Note that this stopping criterion (for now) is only implemented for the case that an AdaptiveRegularizationState when using a LanczosState subsolver

Fields

  • maxLanczosVectors: maximal number of Lanczos vectors
  • reason: a String indicating the reason if the criterion indicated to stop

Constructor

StopWhenAllLanczosVectorsUsed(maxLancosVectors::Int)
source
Manopt.StopWhenFirstOrderProgressType
StopWhenFirstOrderProgress <: StoppingCriterion

A stopping criterion related to the Riemannian adaptive regularization with cubics (ARC) solver indicating that the model function at the current (outer) iterate,

\[ m(X) = f(p) + <X, \operatorname{grad}f(p)> + \frac{1}{2} <X, \operatorname{Hess} f(p)[X]> + \frac{σ}{3} \lVert X \rVert^3,\]

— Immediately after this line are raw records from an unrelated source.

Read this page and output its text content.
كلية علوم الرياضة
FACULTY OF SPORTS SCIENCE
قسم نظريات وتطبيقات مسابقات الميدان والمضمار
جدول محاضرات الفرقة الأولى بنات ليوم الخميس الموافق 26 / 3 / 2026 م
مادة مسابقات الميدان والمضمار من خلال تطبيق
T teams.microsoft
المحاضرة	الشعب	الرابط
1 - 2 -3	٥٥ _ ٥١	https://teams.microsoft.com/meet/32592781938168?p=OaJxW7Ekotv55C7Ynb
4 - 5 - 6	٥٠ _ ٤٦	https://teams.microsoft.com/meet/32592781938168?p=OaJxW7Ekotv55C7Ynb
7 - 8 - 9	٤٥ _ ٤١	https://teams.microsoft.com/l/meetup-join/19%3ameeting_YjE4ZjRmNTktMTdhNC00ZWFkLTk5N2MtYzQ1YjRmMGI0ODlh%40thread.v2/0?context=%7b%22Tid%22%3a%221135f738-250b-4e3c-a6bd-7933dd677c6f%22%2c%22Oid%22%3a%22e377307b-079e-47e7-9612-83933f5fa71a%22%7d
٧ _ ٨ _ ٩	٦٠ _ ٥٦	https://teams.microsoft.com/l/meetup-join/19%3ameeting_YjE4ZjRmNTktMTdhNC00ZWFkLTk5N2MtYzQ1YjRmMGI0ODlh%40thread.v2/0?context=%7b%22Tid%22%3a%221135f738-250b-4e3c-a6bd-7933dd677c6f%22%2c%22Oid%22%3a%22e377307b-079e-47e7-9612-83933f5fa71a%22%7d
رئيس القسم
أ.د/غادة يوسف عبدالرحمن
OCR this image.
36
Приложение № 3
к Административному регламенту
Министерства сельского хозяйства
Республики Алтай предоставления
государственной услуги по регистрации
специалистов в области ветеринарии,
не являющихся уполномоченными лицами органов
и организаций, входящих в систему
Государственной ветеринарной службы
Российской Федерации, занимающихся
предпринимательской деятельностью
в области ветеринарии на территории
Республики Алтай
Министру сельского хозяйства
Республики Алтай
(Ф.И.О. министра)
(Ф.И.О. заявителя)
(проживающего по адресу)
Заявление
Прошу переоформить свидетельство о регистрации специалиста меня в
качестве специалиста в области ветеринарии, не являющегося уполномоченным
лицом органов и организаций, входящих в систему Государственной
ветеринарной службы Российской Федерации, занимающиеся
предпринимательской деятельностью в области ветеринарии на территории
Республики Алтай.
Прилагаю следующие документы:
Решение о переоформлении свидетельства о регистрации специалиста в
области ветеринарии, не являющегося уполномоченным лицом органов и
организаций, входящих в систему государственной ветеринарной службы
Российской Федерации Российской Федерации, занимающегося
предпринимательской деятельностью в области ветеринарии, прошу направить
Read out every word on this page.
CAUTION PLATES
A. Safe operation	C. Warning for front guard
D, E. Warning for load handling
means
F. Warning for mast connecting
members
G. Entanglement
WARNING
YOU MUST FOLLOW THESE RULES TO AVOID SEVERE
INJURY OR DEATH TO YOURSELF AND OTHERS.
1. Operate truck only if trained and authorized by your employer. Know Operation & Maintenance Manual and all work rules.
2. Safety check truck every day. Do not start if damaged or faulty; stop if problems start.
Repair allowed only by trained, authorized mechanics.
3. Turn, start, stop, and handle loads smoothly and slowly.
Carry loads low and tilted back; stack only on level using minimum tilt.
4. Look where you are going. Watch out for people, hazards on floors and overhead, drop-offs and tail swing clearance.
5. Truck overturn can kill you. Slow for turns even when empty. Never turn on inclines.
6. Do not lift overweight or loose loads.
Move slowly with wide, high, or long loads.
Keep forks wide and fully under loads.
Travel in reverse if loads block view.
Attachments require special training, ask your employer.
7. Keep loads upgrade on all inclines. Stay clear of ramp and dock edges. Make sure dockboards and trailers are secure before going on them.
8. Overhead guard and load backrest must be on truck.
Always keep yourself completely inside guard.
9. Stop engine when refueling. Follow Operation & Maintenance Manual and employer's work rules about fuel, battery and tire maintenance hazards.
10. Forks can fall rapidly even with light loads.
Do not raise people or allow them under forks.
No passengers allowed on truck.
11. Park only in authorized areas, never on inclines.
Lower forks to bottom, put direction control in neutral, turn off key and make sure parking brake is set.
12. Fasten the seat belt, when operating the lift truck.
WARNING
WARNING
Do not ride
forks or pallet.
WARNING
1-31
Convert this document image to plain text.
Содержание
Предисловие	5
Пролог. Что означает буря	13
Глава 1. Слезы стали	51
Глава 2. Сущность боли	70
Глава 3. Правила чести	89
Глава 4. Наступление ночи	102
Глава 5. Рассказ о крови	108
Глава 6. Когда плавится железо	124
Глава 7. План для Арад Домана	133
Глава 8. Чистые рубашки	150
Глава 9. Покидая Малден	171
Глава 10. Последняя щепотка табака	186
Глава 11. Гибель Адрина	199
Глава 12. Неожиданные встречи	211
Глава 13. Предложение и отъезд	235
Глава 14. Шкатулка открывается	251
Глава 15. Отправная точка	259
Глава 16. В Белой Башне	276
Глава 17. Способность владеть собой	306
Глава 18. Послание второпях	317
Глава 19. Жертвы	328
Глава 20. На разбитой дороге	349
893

defined on the tangent space $T_{p}\mathcal M$ fulfills at the current iterate $X_k$ that

\[m(X_k) \leq m(0) \quad\text{ and }\quad \lVert \operatorname{grad} m(X_k) \rVert ≤ θ \lVert X_k \rVert^2\]

Fields

  • θ: the factor $θ$ in the second condition
  • reason: a String indicating the reason if the criterion indicated to stop
source

Technical details

The adaptive_regularization_with_cubics requires the following functions of a manifolds to be available

  • A retract!(M, q, p, X); it is recommended to set the default_retraction_method to a favourite retraction. If this default is set, a retraction_method= does not have to be specified.
  • if you do not provide an initial regularization parameter σ, a manifold_dimension is required.
  • By default the tangent vector storing the gradient is initialized calling zero_vector(M,p).
  • inner(M, p, X, Y) is used within the algorithm step

Furthermore, within the Lanczos subsolver, generating a random vector (at p) using rand!(M, X; vector_at=p)in place ofX` is required

Literature

[ABBC20]
N. Agarwal, N. Boumal, B. Bullins and C. Cartis. Adaptive regularization with cubics on manifolds. Mathematical Programming (2020).